À défaut de demande écrite de la salariée, l’employeur n’avait pas l’obligation de lui faire connaître les critères retenus pour fixer l’ordre des licenciements. Il n’a donc pas commis de manquement à ses obligations légales et contractuelles.

En conséquence, la Cour réforme le jugement sur ce point et déboute Madame [S] [N] veuve [GG] de sa demande d’indemnisation pour défaut d’information des critères d’ordre des licenciements.

Sur le remboursement des indemnités de chômage :

S’agissant d’un licenciement nul et non d’un licenciement sans cause réelle et sérieuse, il y a lieu de réformer le jugement en ce qu’il a ordonné le remboursement par l’employeur au Pôle emploi des indemnités de chômage versées à la salariée licenciée.

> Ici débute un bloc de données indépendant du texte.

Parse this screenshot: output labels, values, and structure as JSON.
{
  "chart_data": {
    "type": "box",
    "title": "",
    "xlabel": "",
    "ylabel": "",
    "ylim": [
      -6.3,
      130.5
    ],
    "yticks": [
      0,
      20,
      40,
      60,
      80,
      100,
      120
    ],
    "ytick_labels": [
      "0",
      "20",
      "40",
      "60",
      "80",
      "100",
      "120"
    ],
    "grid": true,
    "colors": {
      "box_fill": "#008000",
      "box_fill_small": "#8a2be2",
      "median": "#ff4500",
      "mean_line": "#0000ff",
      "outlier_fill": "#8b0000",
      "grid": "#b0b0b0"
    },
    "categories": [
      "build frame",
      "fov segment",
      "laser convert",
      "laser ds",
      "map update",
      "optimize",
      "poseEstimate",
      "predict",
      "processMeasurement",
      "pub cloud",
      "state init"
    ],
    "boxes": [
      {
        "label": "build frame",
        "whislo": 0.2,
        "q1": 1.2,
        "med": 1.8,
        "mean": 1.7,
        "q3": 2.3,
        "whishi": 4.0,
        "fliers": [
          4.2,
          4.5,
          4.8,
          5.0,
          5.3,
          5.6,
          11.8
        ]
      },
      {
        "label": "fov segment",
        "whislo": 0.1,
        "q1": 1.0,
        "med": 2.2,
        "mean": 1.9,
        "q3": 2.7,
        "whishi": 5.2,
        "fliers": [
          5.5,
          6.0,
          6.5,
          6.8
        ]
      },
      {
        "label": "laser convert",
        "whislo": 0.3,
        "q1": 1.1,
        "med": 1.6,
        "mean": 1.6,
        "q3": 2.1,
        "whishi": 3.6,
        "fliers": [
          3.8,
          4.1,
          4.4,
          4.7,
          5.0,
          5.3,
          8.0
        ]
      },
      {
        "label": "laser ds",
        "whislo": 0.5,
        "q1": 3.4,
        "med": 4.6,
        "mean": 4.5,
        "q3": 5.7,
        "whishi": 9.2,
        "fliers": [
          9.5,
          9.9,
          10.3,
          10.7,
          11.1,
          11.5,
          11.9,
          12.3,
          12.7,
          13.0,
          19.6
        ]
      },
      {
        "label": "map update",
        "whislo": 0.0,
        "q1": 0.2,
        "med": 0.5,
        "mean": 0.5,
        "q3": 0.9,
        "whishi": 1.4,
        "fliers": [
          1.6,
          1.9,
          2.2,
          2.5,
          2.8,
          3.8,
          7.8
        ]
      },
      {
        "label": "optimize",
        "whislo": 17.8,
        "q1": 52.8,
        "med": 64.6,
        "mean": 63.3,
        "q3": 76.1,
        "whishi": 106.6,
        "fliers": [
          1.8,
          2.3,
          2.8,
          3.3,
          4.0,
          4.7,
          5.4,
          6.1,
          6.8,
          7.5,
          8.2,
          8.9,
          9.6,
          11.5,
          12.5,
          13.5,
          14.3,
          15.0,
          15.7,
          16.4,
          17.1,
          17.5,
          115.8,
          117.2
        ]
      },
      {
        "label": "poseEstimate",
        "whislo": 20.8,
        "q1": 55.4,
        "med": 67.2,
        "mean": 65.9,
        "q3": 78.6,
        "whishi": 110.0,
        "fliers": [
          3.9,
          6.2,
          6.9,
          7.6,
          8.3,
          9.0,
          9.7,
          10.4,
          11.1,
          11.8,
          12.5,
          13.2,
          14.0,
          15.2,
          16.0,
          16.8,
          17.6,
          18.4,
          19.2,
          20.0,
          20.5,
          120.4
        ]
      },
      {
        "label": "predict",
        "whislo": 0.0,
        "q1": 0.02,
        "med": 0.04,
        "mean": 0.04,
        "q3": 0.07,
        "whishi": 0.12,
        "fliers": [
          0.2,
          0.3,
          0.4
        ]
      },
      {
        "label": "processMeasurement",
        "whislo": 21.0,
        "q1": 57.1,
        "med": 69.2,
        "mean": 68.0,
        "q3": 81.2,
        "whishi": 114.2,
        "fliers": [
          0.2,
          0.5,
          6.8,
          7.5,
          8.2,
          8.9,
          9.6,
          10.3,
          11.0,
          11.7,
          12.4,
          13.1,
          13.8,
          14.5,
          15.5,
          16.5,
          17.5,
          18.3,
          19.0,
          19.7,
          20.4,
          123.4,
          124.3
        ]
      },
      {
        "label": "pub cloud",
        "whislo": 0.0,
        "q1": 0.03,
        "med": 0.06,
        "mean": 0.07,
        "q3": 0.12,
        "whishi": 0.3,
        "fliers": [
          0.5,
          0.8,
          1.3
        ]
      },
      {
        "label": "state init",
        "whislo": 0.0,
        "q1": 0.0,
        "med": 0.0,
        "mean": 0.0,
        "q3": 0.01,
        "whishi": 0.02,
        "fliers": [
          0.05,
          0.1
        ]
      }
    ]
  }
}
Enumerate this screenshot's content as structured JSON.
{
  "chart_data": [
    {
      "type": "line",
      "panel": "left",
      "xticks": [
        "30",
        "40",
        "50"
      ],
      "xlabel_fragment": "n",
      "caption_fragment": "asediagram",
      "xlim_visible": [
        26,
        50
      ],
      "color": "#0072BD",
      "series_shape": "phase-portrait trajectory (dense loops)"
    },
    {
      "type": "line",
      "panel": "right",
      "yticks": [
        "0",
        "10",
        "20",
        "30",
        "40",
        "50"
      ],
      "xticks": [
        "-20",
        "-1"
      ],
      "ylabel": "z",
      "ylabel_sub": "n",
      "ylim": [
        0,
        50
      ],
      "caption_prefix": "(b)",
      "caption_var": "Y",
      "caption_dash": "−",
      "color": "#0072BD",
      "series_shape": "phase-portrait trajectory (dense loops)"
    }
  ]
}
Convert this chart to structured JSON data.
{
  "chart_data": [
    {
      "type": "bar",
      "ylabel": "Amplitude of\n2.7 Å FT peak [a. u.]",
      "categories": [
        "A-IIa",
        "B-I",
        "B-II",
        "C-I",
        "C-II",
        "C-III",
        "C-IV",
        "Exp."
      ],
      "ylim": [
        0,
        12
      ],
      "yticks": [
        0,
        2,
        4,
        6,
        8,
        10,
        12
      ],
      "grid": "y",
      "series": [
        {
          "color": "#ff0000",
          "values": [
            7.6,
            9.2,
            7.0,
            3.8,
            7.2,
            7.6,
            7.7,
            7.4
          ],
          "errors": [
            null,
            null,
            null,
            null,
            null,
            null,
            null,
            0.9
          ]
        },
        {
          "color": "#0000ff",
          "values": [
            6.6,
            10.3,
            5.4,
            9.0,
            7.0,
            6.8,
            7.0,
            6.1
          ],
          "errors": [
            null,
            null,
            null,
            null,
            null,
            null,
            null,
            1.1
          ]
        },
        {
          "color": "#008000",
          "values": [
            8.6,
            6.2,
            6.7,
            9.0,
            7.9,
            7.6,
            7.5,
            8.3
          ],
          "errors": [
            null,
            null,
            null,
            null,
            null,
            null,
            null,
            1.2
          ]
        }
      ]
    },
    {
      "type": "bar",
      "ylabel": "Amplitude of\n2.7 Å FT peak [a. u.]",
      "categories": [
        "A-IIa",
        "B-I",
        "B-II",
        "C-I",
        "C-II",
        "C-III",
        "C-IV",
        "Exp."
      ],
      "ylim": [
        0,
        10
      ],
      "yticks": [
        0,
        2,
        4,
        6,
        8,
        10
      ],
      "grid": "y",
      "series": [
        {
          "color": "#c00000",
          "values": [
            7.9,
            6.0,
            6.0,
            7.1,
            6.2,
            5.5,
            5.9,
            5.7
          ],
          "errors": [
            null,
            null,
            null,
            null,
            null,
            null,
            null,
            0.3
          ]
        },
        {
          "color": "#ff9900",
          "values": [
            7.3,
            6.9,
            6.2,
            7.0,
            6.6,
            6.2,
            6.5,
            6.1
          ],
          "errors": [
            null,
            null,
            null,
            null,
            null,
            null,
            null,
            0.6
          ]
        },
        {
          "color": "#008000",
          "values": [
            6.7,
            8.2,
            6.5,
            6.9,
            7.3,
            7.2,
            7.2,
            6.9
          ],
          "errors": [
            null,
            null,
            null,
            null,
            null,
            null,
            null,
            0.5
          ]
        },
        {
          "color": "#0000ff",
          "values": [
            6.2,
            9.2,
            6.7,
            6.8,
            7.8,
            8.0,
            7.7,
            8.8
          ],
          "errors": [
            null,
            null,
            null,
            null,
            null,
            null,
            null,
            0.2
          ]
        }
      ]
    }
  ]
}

Sur l’article 700 du code de procédure civile :

Il y a lieu de faire application des dispositions de l’article 700 du code de procédure civile, tel que précisé au dispositif.

PAR CES MOTIFS

La Cour, après en avoir délibéré, statuant publiquement, par arrêt contradictoire prononcé par mise à disposition au greffe, les parties en ayant été avisées dans les conditions prévues à l’article 450 alinéa 2 du code de procédure civile et en matière prud’homale,

Infirme le jugement sauf en ce qu’il a condamné la SAS DISTRICOM SALES AND MARKETING à payer à Madame [S] [N] épouse [GG] 1000 euros au titre de l’article 700 du code de procédure civile,

Statuant à nouveau,

Dit que le licenciement économique de Madame [S] [N] veuve [GG] est nul,

Condamne la SAS DISTRICOM SALES AND MARKETING (DISTRICOM SAM) à payer à Madame [S] [N] veuve [GG] 20 000 euros de dommages-intérêts pour licenciement nul, avec intérêts au taux légal à compter du jugement et avec anatocisme,

Déboute Madame [S] [N] veuve [GG] de ses demandes de rappel de salaire, congés payés afférents et de dommages-intérêts pour défaut d’information des critères d’ordre des licenciements,

Dit n’y avoir lieu à remboursement par l’employeur à Pôle emploi des indemnités de chômage versées à la salariée,

Condamne la SAS DISTRICOM SALES AND MARKETING aux dépens et à payer à Madame [S] [N] veuve [GG] 1500 euros supplémentaire au titre de l’article 700 du code de procédure civile,

Dit que le présent arrêt sera notifié par le greffe de la Cour au Pôle emploi PACA.